Did you perceive any solidarity when you were in prison?

Besides some isolated cases, like a prisoner who warned me that they wanted to kill me, the only solidarity I saw came from the other political prisoners. There was a man from Guantanamo. Leoncio.

Was he a political prisoner?

Is. He's still a prisoner.

In that prison?

No, they transfer him all around Cuba. He spent some time in Manacas. Almost the whole time I was there. Later they removed him, and then they brought him back again.

Describe him physically.

No! The worst part is that I was never able to see him! He was in one cell and I was in another!


Yes, the prisoners don't see each other.

What about when they removed him from solitary, in the prison?

No, that guy never got out of there at all. I spent some time in solitary. They'd take me out and put me back, but not him. When they took him out it was to transfer him out of the province, and I didn't see him.

Was there any experience in prison you'd like to share?

All the stages and little things in prison leave their mark on you. On one occasion the head of the reeducation process, then first lieutenant Julio Riscart, tried to recruit some prisoners to stab me. One of those prisoners tipped me off, and convinced others not to do it. I then sent for my mother, Florentina Espinosa Pérez, who always supported me, and who showed up with representatives of the Prosecutor’s Office  for the Enforcement of the Law at Penitentiaries (CLEP). The CLEP is attached to the Prosecutor’s Office, not the Interior Ministry (MININT).

There was then a meeting at the office of the warden, Major Armando. Julio Riscart was also there, as the official in charge of reeducation and involved in the matter. Also there was the head of the "Secret Operational Service" (TOS), and that of Internal Order, named Alexis. My mom stayed outside.

They asked me to reveal the name of the prisoner who told me about the planned attack. The Prosecutor asked me to cooperate in that regard. I stated that I was willing to reveal his name, but in a criminal court, against military officers, where I would accuse first lieutenant Julio Riscart of seeking to recruit a prisoner to stab me. At that point they dropped it. In his opinion the Prosecutor ended up concluding: "Ferrer cannot be touched, not even with a ten-foot pole."

Then they changed their version and made it look like it was the prisoners who wanted to kill me. As a "security measure" they sent me to solitary, where I spent five months.

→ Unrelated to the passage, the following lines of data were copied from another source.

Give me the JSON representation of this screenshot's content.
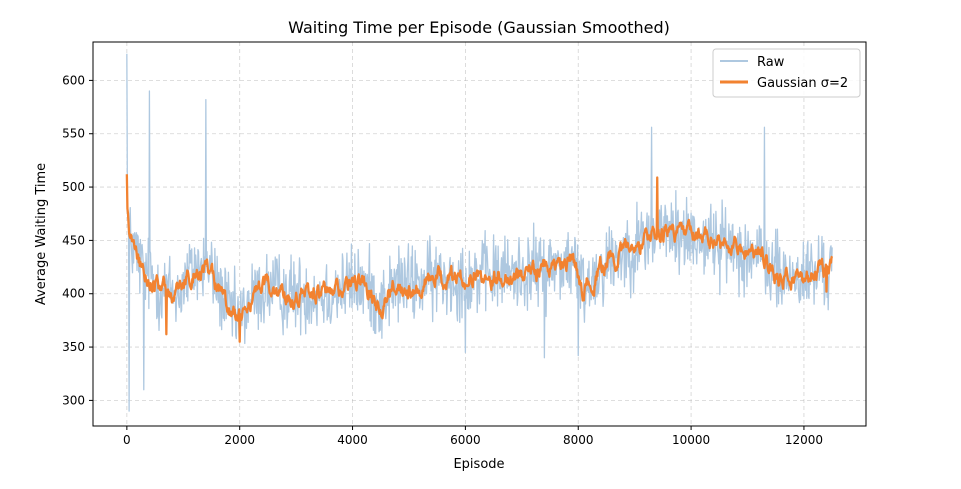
{
  "chart_data": {
    "type": "line",
    "title": "Waiting Time per Episode (Gaussian Smoothed)",
    "xlabel": "Episode",
    "ylabel": "Average Waiting Time",
    "xlim": [
      -600,
      13100
    ],
    "ylim": [
      276,
      636
    ],
    "xticks": [
      0,
      2000,
      4000,
      6000,
      8000,
      10000,
      12000
    ],
    "yticks": [
      300,
      350,
      400,
      450,
      500,
      550,
      600
    ],
    "grid": true,
    "legend_position": "top-right",
    "series": [
      {
        "name": "Raw",
        "color": "#aec8e0",
        "style": "thin-noisy",
        "anchor_x": [
          0,
          60,
          150,
          300,
          600,
          900,
          1200,
          1500,
          1800,
          2000,
          2200,
          2500,
          2800,
          3200,
          3600,
          4000,
          4300,
          4500,
          4800,
          5200,
          5600,
          6000,
          6500,
          7000,
          7500,
          7900,
          8100,
          8500,
          9000,
          9300,
          9500,
          9800,
          10000,
          10300,
          10700,
          11000,
          11300,
          11600,
          12000,
          12500
        ],
        "anchor_y": [
          480,
          450,
          440,
          420,
          405,
          400,
          425,
          420,
          385,
          375,
          395,
          405,
          400,
          400,
          400,
          410,
          405,
          390,
          410,
          410,
          415,
          415,
          418,
          420,
          425,
          430,
          405,
          430,
          445,
          455,
          460,
          455,
          455,
          450,
          445,
          440,
          430,
          415,
          415,
          425
        ],
        "noise_amplitude": 30,
        "extremes": [
          {
            "x": 0,
            "y": 625
          },
          {
            "x": 40,
            "y": 290
          },
          {
            "x": 300,
            "y": 310
          },
          {
            "x": 400,
            "y": 590
          },
          {
            "x": 1400,
            "y": 582
          },
          {
            "x": 6000,
            "y": 345
          },
          {
            "x": 7400,
            "y": 340
          },
          {
            "x": 8000,
            "y": 342
          },
          {
            "x": 9300,
            "y": 556
          },
          {
            "x": 11300,
            "y": 556
          }
        ]
      },
      {
        "name": "Gaussian σ=2",
        "color": "#f28230",
        "style": "thick-smoothed",
        "anchor_x": [
          0,
          60,
          150,
          300,
          600,
          900,
          1200,
          1500,
          1800,
          2000,
          2200,
          2500,
          2800,
          3200,
          3600,
          4000,
          4300,
          4500,
          4800,
          5200,
          5600,
          6000,
          6500,
          7000,
          7500,
          7900,
          8100,
          8500,
          9000,
          9300,
          9500,
          9800,
          10000,
          10300,
          10700,
          11000,
          11300,
          11600,
          12000,
          12500
        ],
        "anchor_y": [
          480,
          450,
          440,
          420,
          405,
          400,
          425,
          420,
          385,
          375,
          395,
          405,
          400,
          400,
          400,
          410,
          405,
          390,
          410,
          410,
          415,
          415,
          418,
          420,
          425,
          430,
          405,
          430,
          445,
          455,
          460,
          455,
          455,
          450,
          445,
          440,
          430,
          415,
          415,
          425
        ],
        "noise_amplitude": 12,
        "extremes": [
          {
            "x": 0,
            "y": 512
          },
          {
            "x": 700,
            "y": 362
          },
          {
            "x": 2000,
            "y": 355
          },
          {
            "x": 9400,
            "y": 509
          },
          {
            "x": 12400,
            "y": 402
          }
        ]
      }
    ]
  }
}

Another event that shaped me in jail was the birth of my daughter, Daliana Ferrer Cepero, on March 9, 2004. She is my second daughter. My first was from another marriage. They were supposed to take me immediately to register her, but they didn't. It took them two weeks, during which my wife, Zuleika Cepero Méndez, and my mom had to buy food at inflated prices, because without the registration they didn't give them her milk or food due them.

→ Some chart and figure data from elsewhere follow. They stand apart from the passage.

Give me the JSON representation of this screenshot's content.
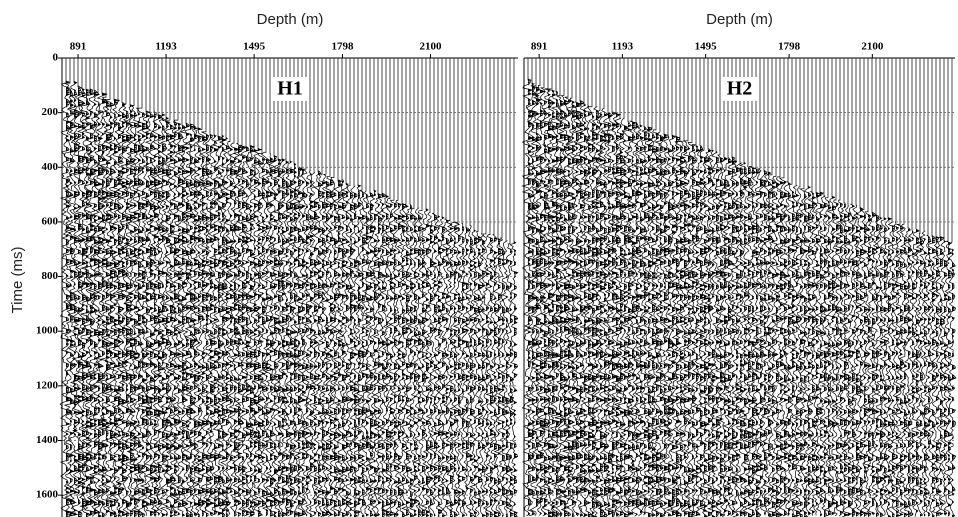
{
  "chart_data": [
    {
      "type": "wiggle",
      "xlabel": "Depth (m)",
      "ylabel": "Time (ms)",
      "annotation": "H1",
      "xlim": [
        836,
        2400
      ],
      "xticks": [
        891,
        1193,
        1495,
        1798,
        2100
      ],
      "ylim": [
        0,
        1680
      ],
      "yticks": [
        0,
        200,
        400,
        600,
        800,
        1000,
        1200,
        1400,
        1600
      ],
      "grid": true
    },
    {
      "type": "wiggle",
      "xlabel": "Depth (m)",
      "annotation": "H2",
      "xlim": [
        836,
        2400
      ],
      "xticks": [
        891,
        1193,
        1495,
        1798,
        2100
      ],
      "ylim": [
        0,
        1680
      ],
      "grid": true
    }
  ]
}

When they took me to enroll my daughter, the civil servant said: "Take off the cuffs so he can sign." And the guards said: "No, we have orders not to remove his handcuffs, under any circumstances." I signed and asked them to let me hold my baby. They said: "Five minutes." I held my little girl, though I was still cuffed. Five minutes later they said "Come on." My mom wanted to give me a snack for the road, but they wouldn´t allow it.

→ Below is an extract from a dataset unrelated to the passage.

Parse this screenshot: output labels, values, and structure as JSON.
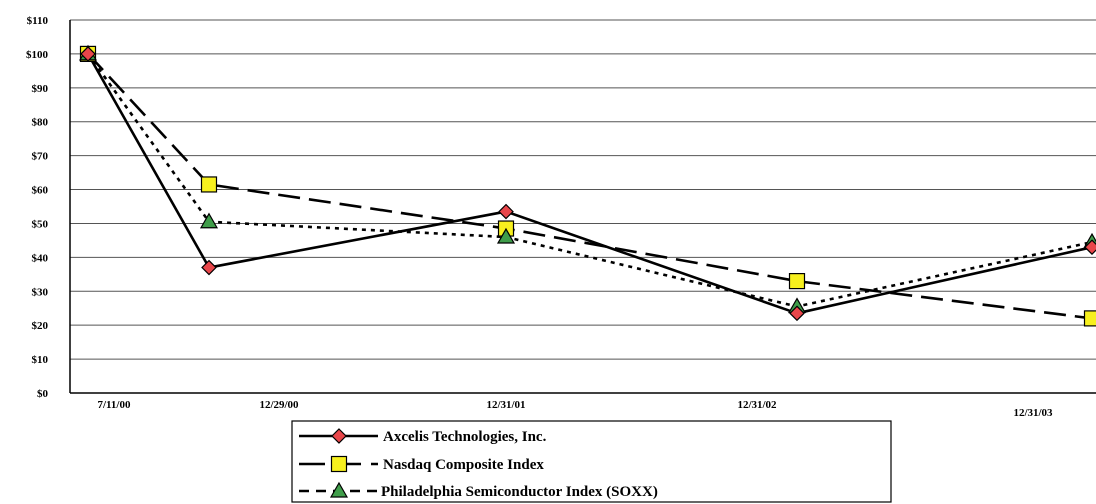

When we got back to prison I sat on my bed, the inmates saw me with tears in my eyes, and they asked me: "What is it, Sergeant? Is the girl sick? Was there a problem?" I told them: "The girl is fine. But I'm trying to remember her face and I can't." I couldn´t remember my child's face, and that caused me such pain that I had to cry. I can remember that pain now, perfectly.

How did your jail time make you more sensitive to the plight of prisoners?

In an independent Cuba the living conditions for prisoners should be improved, affording them lives of more dignity.Being in prison should not deprive one of his human rights. You should not be denied your right to adequate food, and enough of it, and to education, or to continue being a human being. Because in Cuba's prisons inmates are no longer people. They become things, and if you don’t understand that you’ve become a thing, your future is in peril, whether because your sentence drags on and on, or you don´t survive.